• @ Ron:

    I go pretty far back with SQL server too, and would never have even considered using "while not exists" over a "left join" to retrieve orphans until I skeptically read an SSC article and then proved to myself how efficient that approach is.

    I also was convinced that the query engine would loop through the "not exists" query for each row in the "Left" table. But I did some performance testing and also compared estimated query plans between a good ol' left join and not exists and was amazed to see that often they had identical plans (This was probably on SQL 2000 or 2005.)

    I also had to begrudgingly admit that, for me anyway, the "where not exists" syntax is more intuitive even though I wasn't used to it.

    This is no substitute for testing but, as a side note, there's a quick and dirty trick you can do with query plan estimates to compare queries. If you put them in the same SSMS query pane and then display the estimated exection plan for the "batch", the plan will show you what percentage of the total estimated cost each query is "relative to the batch". Take it with a grain of salt, though! The engine may decide to use a different plan at run time.

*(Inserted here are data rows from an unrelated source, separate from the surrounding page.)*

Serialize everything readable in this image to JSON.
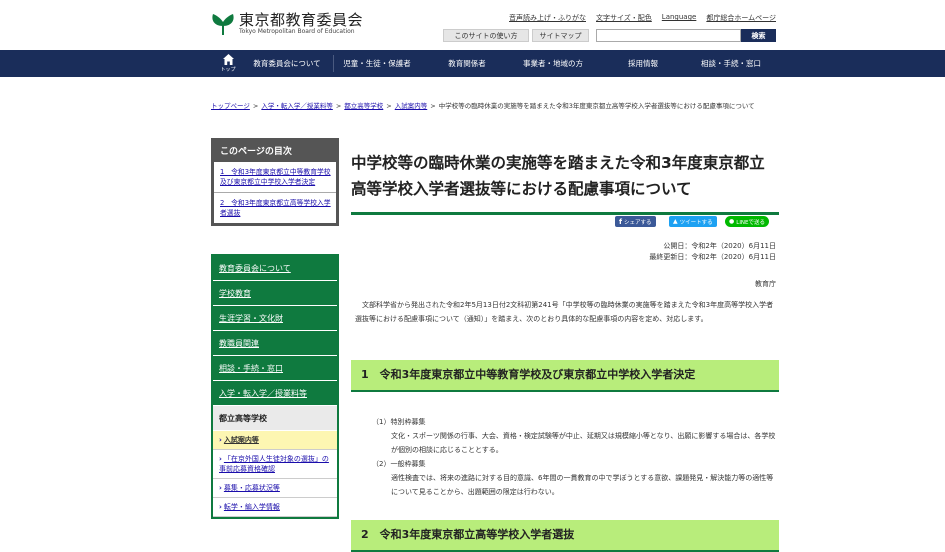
{
  "header": {
    "logo_main": "東京都教育委員会",
    "logo_sub": "Tokyo Metropolitan Board of Education",
    "util_links": [
      "音声読み上げ・ふりがな",
      "文字サイズ・配色",
      "Language",
      "都庁総合ホームページ"
    ],
    "usage_button": "このサイトの使い方",
    "sitemap_button": "サイトマップ",
    "search_placeholder": "",
    "search_button": "検索"
  },
  "nav": {
    "home_label": "トップ",
    "items": [
      "教育委員会について",
      "児童・生徒・保護者",
      "教育関係者",
      "事業者・地域の方",
      "採用情報",
      "相談・手続・窓口"
    ]
  },
  "breadcrumb": {
    "links": [
      "トップページ",
      "入学・転入学／授業料等",
      "都立高等学校",
      "入試案内等"
    ],
    "current": "中学校等の臨時休業の実施等を踏まえた令和3年度東京都立高等学校入学者選抜等における配慮事項について"
  },
  "toc": {
    "title": "このページの目次",
    "items": [
      "1　令和3年度東京都立中等教育学校及び東京都立中学校入学者決定",
      "2　令和3年度東京都立高等学校入学者選抜"
    ]
  },
  "menu": {
    "items": [
      "教育委員会について",
      "学校教育",
      "生涯学習・文化財",
      "教職員関連",
      "相談・手続・窓口",
      "入学・転入学／授業料等"
    ],
    "active": "都立高等学校",
    "sub_items": [
      "入試案内等",
      "「在京外国人生徒対象の選抜」の事前応募資格確認",
      "募集・応募状況等",
      "転学・編入学情報"
    ]
  },
  "main": {
    "title": "中学校等の臨時休業の実施等を踏まえた令和3年度東京都立高等学校入学者選抜等における配慮事項について",
    "share": [
      "シェアする",
      "ツイートする",
      "LINEで送る"
    ],
    "published": "公開日：令和2年（2020）6月11日",
    "updated": "最終更新日：令和2年（2020）6月11日",
    "department": "教育庁",
    "intro": "文部科学省から発出された令和2年5月13日付2文科初第241号「中学校等の臨時休業の実施等を踏まえた令和3年度高等学校入学者選抜等における配慮事項について（通知）」を踏まえ、次のとおり具体的な配慮事項の内容を定め、対応します。",
    "section1_title": "1　令和3年度東京都立中等教育学校及び東京都立中学校入学者決定",
    "section1_items": [
      {
        "label": "（1）特別枠募集",
        "body": "文化・スポーツ関係の行事、大会、資格・検定試験等が中止、延期又は規模縮小等となり、出願に影響する場合は、各学校が個別の相談に応じることとする。"
      },
      {
        "label": "（2）一般枠募集",
        "body": "適性検査では、将来の進路に対する目的意識、6年間の一貫教育の中で学ぼうとする意欲、課題発見・解決能力等の適性等について見ることから、出題範囲の限定は行わない。"
      }
    ],
    "section2_title": "2　令和3年度東京都立高等学校入学者選抜"
  },
  "colors": {
    "navy": "#1a2d5a",
    "green": "#0f7a3f",
    "heading_bg": "#b8ed7b",
    "highlight": "#fdf6b2",
    "facebook": "#3b5998",
    "twitter": "#1da1f2",
    "line": "#00b900"
  }
}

    I understand now what you meant by power of indexes. I tend to think of them as internal "tables" that are available to the query optimizer. I'm far from being an expert on query plans, but I can get enough out of poking around plans for simple test queries like these to realize that the engine is definitely using the indexes.

    The next time you find yourself about to make a temp table containing just the columns you need, I suggest looking into using include columns in indexes (apologies if you already are using them.) because that's exactly what they do. Obviously indexes use disk space and can slow down writes so there are tradeoffs, but they are always available and don't have to be built "on the fly" like temp tables. If you're always pulling columns A, B, and C from a superwide table using a non-clustered index on column D, it may make sense to put A, B, and C in your column D index as includes.

    I understand your reasoning that plans are influenced by which tables contain returned data, but in this case the queries are all retrieving from the same tables, so presumably any differences in response times would be caused by differences in time required to identify which rows are being returned. There are reasons why that may not always be the case though (parallelism, random fetches vs block fetches, etc), so it is a good idea to create a data "sink" for doing serious testing. I've just found that not only does it take forever to return 5M rows to your screen, there are too many other variable factors such as network traffic or competition for workstation resources that can cloud query testing results when returning data to the client.

    Yes hardware most definitely matters! It's interesting to note that on your testbed, the left join is the only one that ran single threaded when pulling data. The other two used parallelism. (I'm guessing the SQL engine had at least 8 cpus availabe versus the 4 available on the testbed I used.) It's also interesting that they all used parallelism when you tested using count(*).

    Don't have the time now, but it might be interesting to perform the tests using OPTION (MAXDOP 1) to see how much those other CPUs are earning their keep! It would also be interesting to see if MAXDOP 1 affects queries that pull data more drastically than it does simple count(*) queries.

    I tend to visit this forum sporadically also, so I don't know if there's an easy way to find articles grouped by topic. I tend to use the site's search function or sometimes bounce in from Google. Also, there are a number of reputable contributors here who I tend to search for when looking for answers.

    SSC is a great resource if you verify things for yourself and also if you consider how close your scenario is to what is being presented. Most of the smattering I know about performance tuning I learned here!